As in – for the first time last month, they couldn’t make payroll.
While they were able to right themselves once a long-committed grant check was cut and deposited, we’re taking a two-pronged approach with them –
- cash flow, cash flow, cash flow and
- shaking the dollars out of the trees
It’s the leaf-dislodging part that I’m thinking about here.
In a case like this, how much do you tell long-time fans, even long-time donors, so there are “no surprises” – but also no alarm bells about the organization’s viability?
In other words, what’s the right balance between transparency and vision?
Between urgency and investment?
Between plugging an unpluggable hole, and giving a “good news” gift?
What’s the “spin”?
With each Cause Effective client we’ve worked on this problem with recently – and believe me, in the last couple of years we’ve become old hands at navigating this – we’ve taken the approach of creating a financial plan that shows how the nonprofit intends to survive…with a hole in the plan, of course, where you’re hoping the donor in front of you will fit in.

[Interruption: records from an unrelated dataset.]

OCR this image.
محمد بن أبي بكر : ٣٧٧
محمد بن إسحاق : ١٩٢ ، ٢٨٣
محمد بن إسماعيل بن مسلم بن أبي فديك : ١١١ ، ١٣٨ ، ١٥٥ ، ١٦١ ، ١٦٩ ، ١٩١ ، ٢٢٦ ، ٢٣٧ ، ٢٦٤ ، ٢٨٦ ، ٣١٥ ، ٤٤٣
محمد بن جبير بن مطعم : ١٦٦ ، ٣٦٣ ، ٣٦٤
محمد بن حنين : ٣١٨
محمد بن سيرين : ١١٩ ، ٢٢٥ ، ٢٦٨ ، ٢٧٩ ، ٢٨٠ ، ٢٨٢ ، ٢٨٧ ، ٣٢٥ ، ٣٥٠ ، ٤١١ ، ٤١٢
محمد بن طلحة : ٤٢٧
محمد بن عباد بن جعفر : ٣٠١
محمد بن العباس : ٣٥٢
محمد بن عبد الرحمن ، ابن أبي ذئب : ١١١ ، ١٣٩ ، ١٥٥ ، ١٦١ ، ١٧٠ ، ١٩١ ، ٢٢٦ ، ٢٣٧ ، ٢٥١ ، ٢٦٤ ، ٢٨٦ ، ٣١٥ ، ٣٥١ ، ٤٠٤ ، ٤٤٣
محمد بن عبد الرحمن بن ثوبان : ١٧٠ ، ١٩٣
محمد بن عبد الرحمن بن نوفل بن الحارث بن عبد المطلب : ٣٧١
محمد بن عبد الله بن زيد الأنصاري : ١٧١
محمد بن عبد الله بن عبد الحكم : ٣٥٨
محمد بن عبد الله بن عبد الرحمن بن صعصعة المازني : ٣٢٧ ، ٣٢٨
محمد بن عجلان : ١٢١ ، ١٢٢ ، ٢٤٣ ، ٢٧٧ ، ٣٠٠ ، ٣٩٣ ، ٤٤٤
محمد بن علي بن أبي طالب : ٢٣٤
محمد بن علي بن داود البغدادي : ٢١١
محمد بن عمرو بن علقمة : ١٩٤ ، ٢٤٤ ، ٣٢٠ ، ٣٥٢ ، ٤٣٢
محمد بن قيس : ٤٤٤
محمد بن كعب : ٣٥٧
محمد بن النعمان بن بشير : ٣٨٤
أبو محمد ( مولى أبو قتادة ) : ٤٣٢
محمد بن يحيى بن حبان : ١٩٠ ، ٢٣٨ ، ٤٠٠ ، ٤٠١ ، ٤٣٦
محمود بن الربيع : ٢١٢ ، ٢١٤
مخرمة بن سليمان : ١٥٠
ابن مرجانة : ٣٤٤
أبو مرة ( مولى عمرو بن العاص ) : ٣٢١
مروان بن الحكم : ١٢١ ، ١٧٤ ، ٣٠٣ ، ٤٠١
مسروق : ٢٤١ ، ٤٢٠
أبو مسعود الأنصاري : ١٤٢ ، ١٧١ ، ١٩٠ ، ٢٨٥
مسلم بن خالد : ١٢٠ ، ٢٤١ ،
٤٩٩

In other words, having the solution lined up so you can ask someone to become one of your key steps to solvency – instead of serving as a handhold standing in the way of your organization’s slide towards utter disaster.
You can then combine this financial plan with a compelling vision of programmatic impact, with the ultimate goal of winning the donor’s heart. But if their mind is telling them “this ship is going down…” – well, they’ll hesitate on the way to the bank.
Ya need to have a plan. A feasible plan. A plan the donor can believe in.